Buffalo Wild Wings' stock was down 13 percent in early trading Wednesday morning after the company posted profits and sales that fell well short of Wall Street's expectations.
After the stock market closed Tuesday, Golden Valley-based Wild Wings announced earnings of $29.1 million, or $1.52 per share, up 2.6 percent over the same period a year go. But analysts polled by Thomson Reuters, on average, were looking for $1.63 per share.
Buffalo Wild Wings' sales clocked in at $440.6 million, up 20 percent over a year ago. But that also was short of analysts' expectations of $452.4 million.
The company's stock closed at $183.70 on Tuesday, up $4.55. This morning, it was at $159.38 about a half-hour after trading began.

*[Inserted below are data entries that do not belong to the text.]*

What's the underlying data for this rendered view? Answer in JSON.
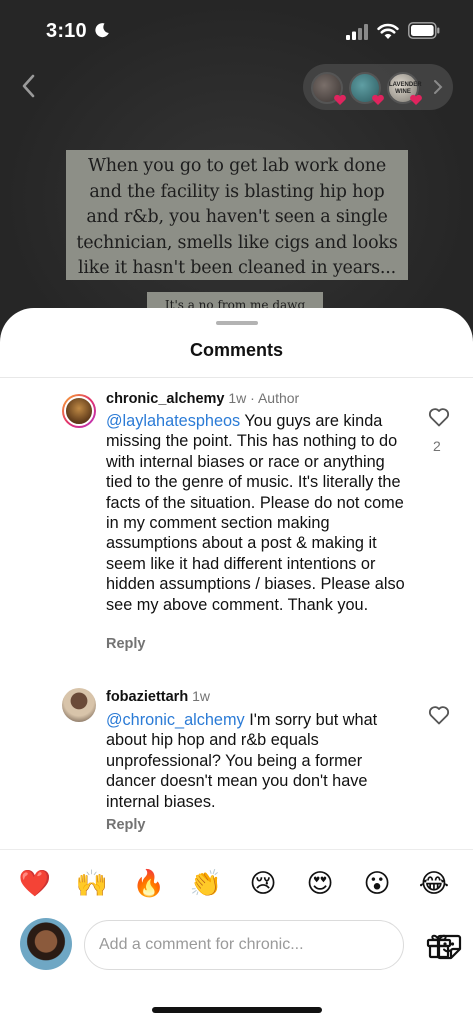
{
  "status_bar": {
    "time": "3:10"
  },
  "story_pill": {
    "badge_text": "LAVENDER WINE"
  },
  "post": {
    "meme_text": "When you go to get lab work done and the facility is blasting hip hop and r&b, you haven't seen a single technician, smells like cigs and looks like it hasn't been cleaned in years...",
    "meme_text_2": "It's a no from me dawg"
  },
  "sheet": {
    "title": "Comments"
  },
  "comments": [
    {
      "username": "chronic_alchemy",
      "age": "1w",
      "role": "· Author",
      "mention": "@laylahatespheos",
      "text": " You guys are kinda missing the point. This has nothing to do with internal biases or race or anything tied to the genre of music. It's literally the facts of the situation. Please do not come in my comment section making assumptions about a post & making it seem like it had different intentions or hidden assumptions / biases. Please also see my above comment. Thank you.",
      "reply_label": "Reply",
      "like_count": "2"
    },
    {
      "username": "fobaziettarh",
      "age": "1w",
      "mention": "@chronic_alchemy",
      "text": " I'm sorry but what about hip hop and r&b equals unprofessional? You being a former dancer doesn't mean you don't have internal biases.",
      "reply_label": "Reply"
    }
  ],
  "quick_reactions": [
    "❤️",
    "🙌",
    "🔥",
    "👏",
    "😢",
    "😍",
    "😮",
    "😂"
  ],
  "composer": {
    "placeholder": "Add a comment for chronic..."
  },
  "colors": {
    "mention": "#2b7bd6",
    "secondary_text": "#737373",
    "ring_start": "#f9b02c",
    "ring_end": "#b832c4"
  },
  "icons": [
    "moon-icon",
    "signal-icon",
    "wifi-icon",
    "battery-icon",
    "back-chevron-icon",
    "heart-icon",
    "sticker-icon",
    "gift-icon"
  ]
}
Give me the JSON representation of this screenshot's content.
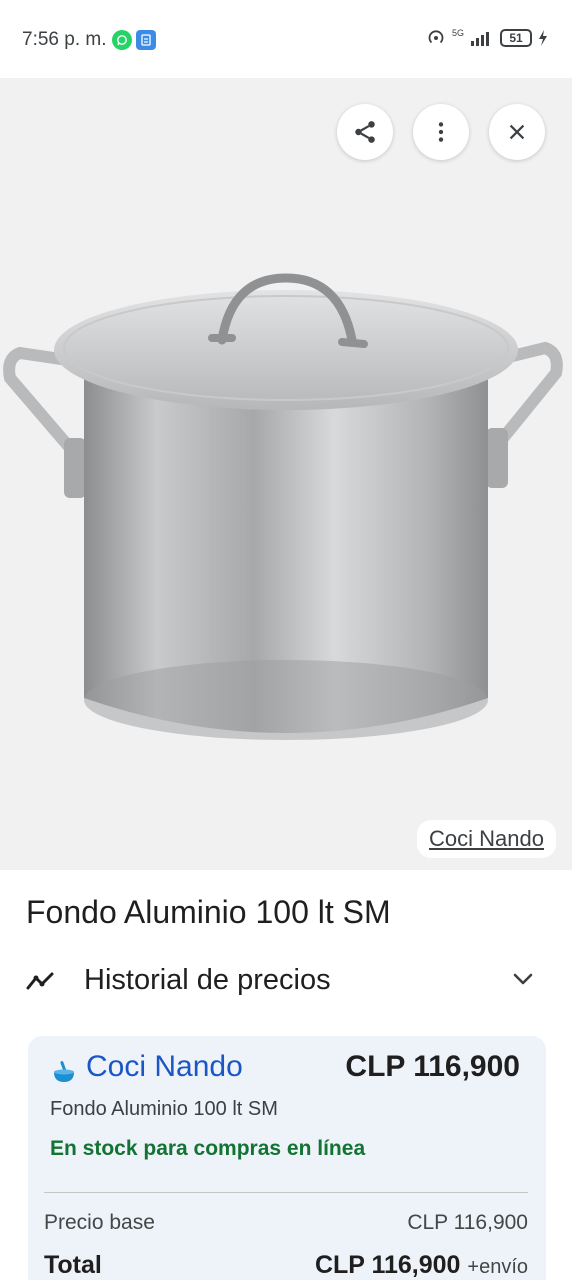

Buffalo Wild Wings is one of the most successful U.S. restaurant concepts in recent years, consistently growing its sales and profits with its wings and sports theme.
CEO Sally Smith told stock analysts that she was pleased with first quarter same-store sales, an important financial gauge that accounts for newly opened stores. Same-store sales at company-owned and franchised-owned restaurants, respectively, rose 7 percent and 6 percent.
"Sales were exceptionally strong during the college football bowl games, as well as the NFL playoffs," Smith said.
An analyst asked her if sales were disappointing in March, prime time for the nation's annual college basketball tournament. "We felt we had a good March Madness," Smith said.